Cash sent home by migrant workers in March grew at its fastest pace since 2009, beating analysts’ projections and recovering from slowdowns
earlier in the year.
Data from the Bangko Sentral ng Pilipinas (BSP) showed remittances from overseas Filipino workers (OFWs) breached the $2-billion mark last March, matching levels previously seen only in the second half of the year.
The BSP attributed the increase to sustained demand for migrant workers as well as the continued expansion of banks overseas, which makes it easier for OFWs to send money home.
“Remittances remained strong partly on account of sustained demand for skilled Filipino manpower overseas,” the BSP said in a statement.

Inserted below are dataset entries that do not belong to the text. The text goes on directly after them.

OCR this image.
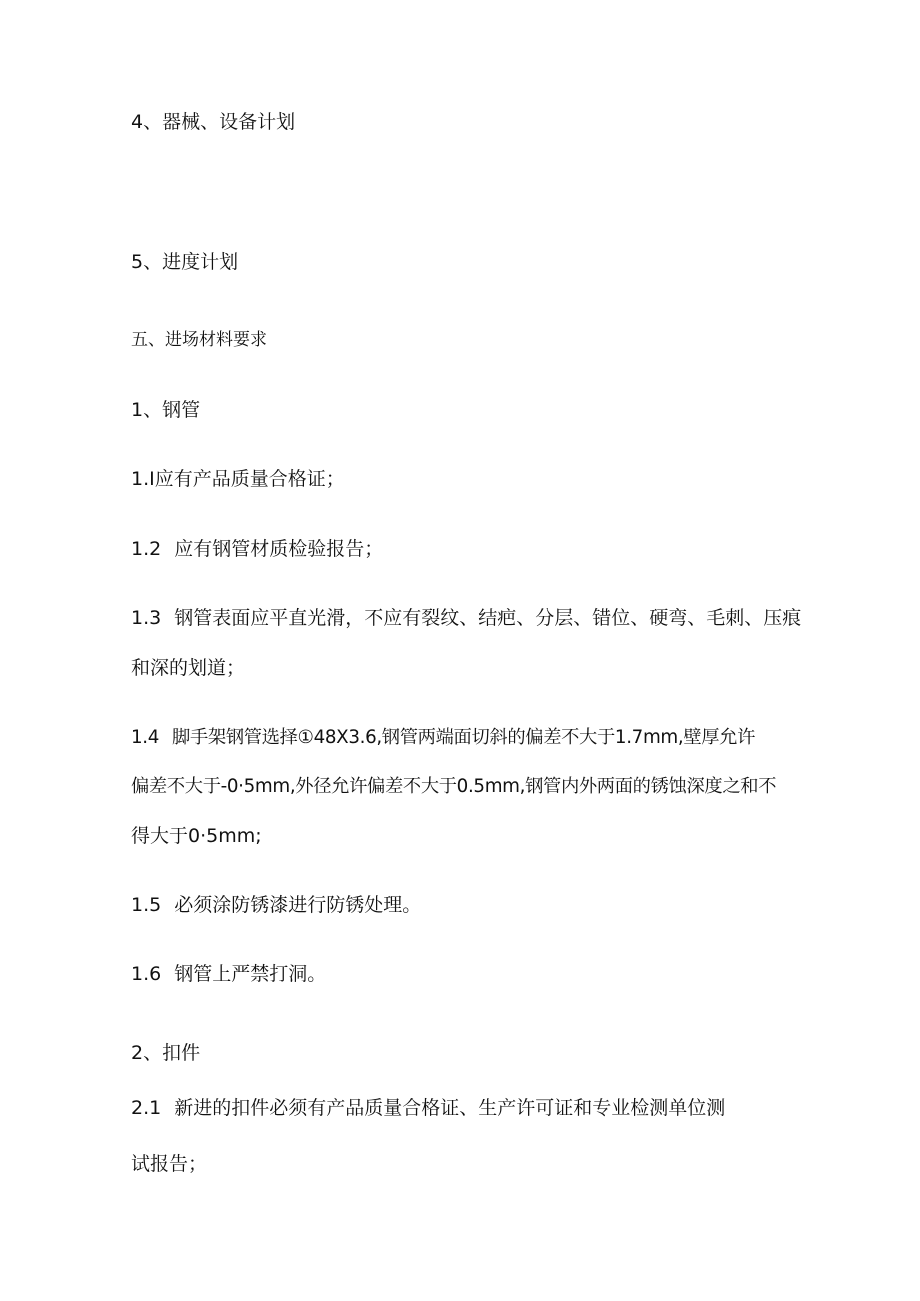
4、器械、设备计划
5、进度计划
五、进场材料要求
1、钢管
1.I应有产品质量合格证；
1.2 应有钢管材质检验报告；
1.3 钢管表面应平直光滑，不应有裂纹、结疤、分层、错位、硬弯、毛刺、压痕
和深的划道；
1.4 脚手架钢管选择①48X3.6,钢管两端面切斜的偏差不大于1.7mm,壁厚允许
偏差不大于-0·5mm,外径允许偏差不大于0.5mm,钢管内外两面的锈蚀深度之和不
得大于0·5mm;
1.5 必须涂防锈漆进行防锈处理。
1.6 钢管上严禁打洞。
2、扣件
2.1 新进的扣件必须有产品质量合格证、生产许可证和专业检测单位测
试报告；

In March, cash remittances reached $2.1 billion, rising 11.3 percent year-on-year. This was the fastest expansion since December 2009 when remittances rose 11.4 percent. Year-to-date, remittances were up 5.5 percent to $5.79 billion.
Leading sources of remittances to the Philippines were the United States, Saudi Arabia, United Arab Emirates, United Kingdom, Singapore, Japan, Hong Kong and Canada.
The increase in March defied a global trend of slowing remittances to emerging markets. Both Standard Chartered and ING projected more moderate remittance growth in March for the Philippines, citing weak economic conditions in areas such as the Middle East, home to a significant portion of the country’s 10 million OFWs.
Meanwhile, the World Bank said in a report last April that the global flow of remittances to developing countries like the Philippines would slow to a trickle in 2015, growing by just 0.9 percent year-on-year to a total of $440 billion.
The 2015 remittance growth rates could be the slowest since the global financial crisis of 2008, the bank said. The Philippines is the third-leading recipient of remittances in the world.
Unlike neighboring countries that rely on earnings from exports for foreign exchange revenues, the Philippines counts remittances from OFWs as the biggest source of dollar income for the economy. This ensures a steady supply of foreign exchange, which the government and local companies need to do business with the rest of the world.
A shortage of dollars, known as a balance of payments (BOP) crisis, will force the country to buy foreign exchange from overseas at higher rates to pay for imported goods or to meet debt obligations.
Last year, about $24 billion in remittances entered the country, fueling the prosperity of industries such as real estate and consumer goods.